An attendee asked what panelists would say to people who felt victimized by Christianity and whether they would try to reintroduce them to the faith. All of the panelists assured that they would not impose anything upon those who have had traumatic experiences and would only serve to provide community and support for those in need. 

“I don’t think that is ethical,” Hope said. “Traumas must be respected and we must respect people's experiences.”

Rawlings echoed this sentiment.

“We focus on being open, present, and available,” Rawlings continued. “There are spaces where that can be done, I would never press anybody.” 

Fayette helped close the panel by explaining how she came to be a part of the ministry despite having been an atheist prior, and understanding the structural issues that the church had regarding queerness. 

“The church would exist there regardless,” Fayette said. “I can interfere. I can provide a new space that did not exist before for support and community from inside.” 

Hope emphasized how powerful it was for Fayette to create this space. 

“She stuck a big ol’ hole in the side of the church and pulled Christ’s blood out for those who need it,” Hope said.

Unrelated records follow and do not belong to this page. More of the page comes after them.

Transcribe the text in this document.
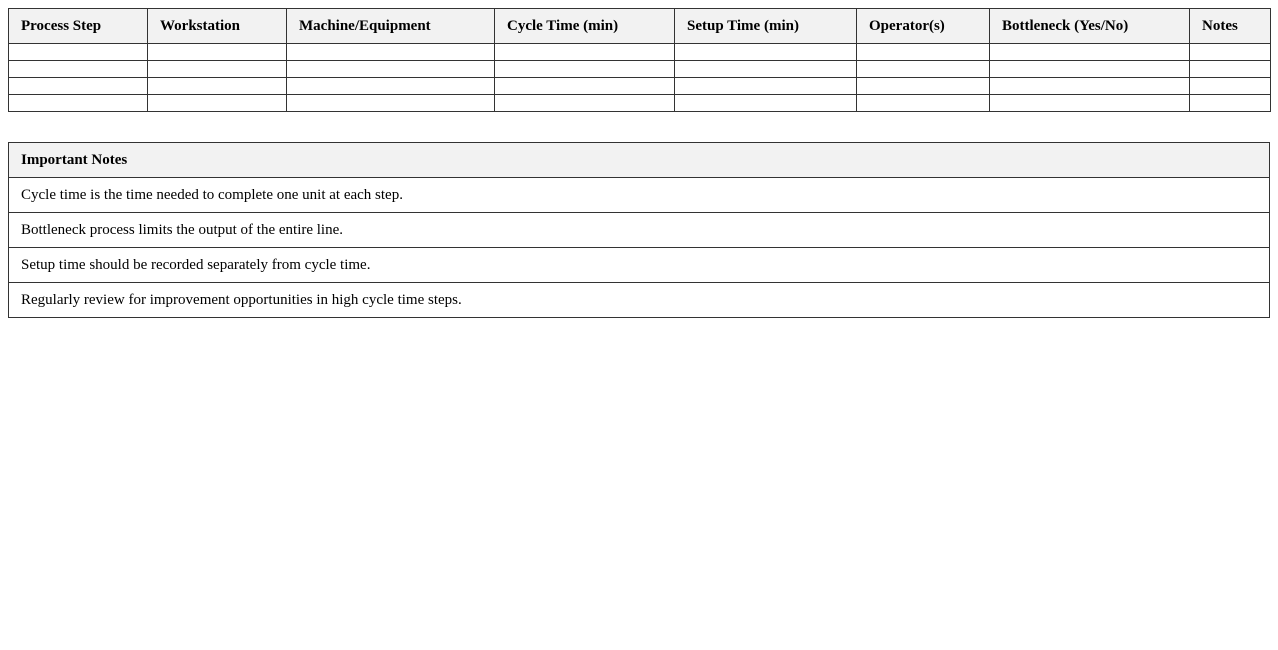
Process Step	Workstation	Machine/Equipment	Cycle Time (min)	Setup Time (min)	Operator(s)	Bottleneck (Yes/No)	Notes

Important Notes
Cycle time is the time needed to complete one unit at each step.
Bottleneck process limits the output of the entire line.
Setup time should be recorded separately from cycle time.
Regularly review for improvement opportunities in high cycle time steps.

The overall message of the panel was one of understanding and providing support as well as telling the attendees that faith can be observed in ways unique to the individual and does not hinder on preset definitions of Christianity.

“In whatever way you approach faith, be sure to use all of you lenses,” Hutchison said. “When you intersect these things you find your answer.” 

The Table is housed at the Christ Episcopal Church and provides a lounge for students seeking community rest, with Bible study on Wednesdays and worship on Sundays.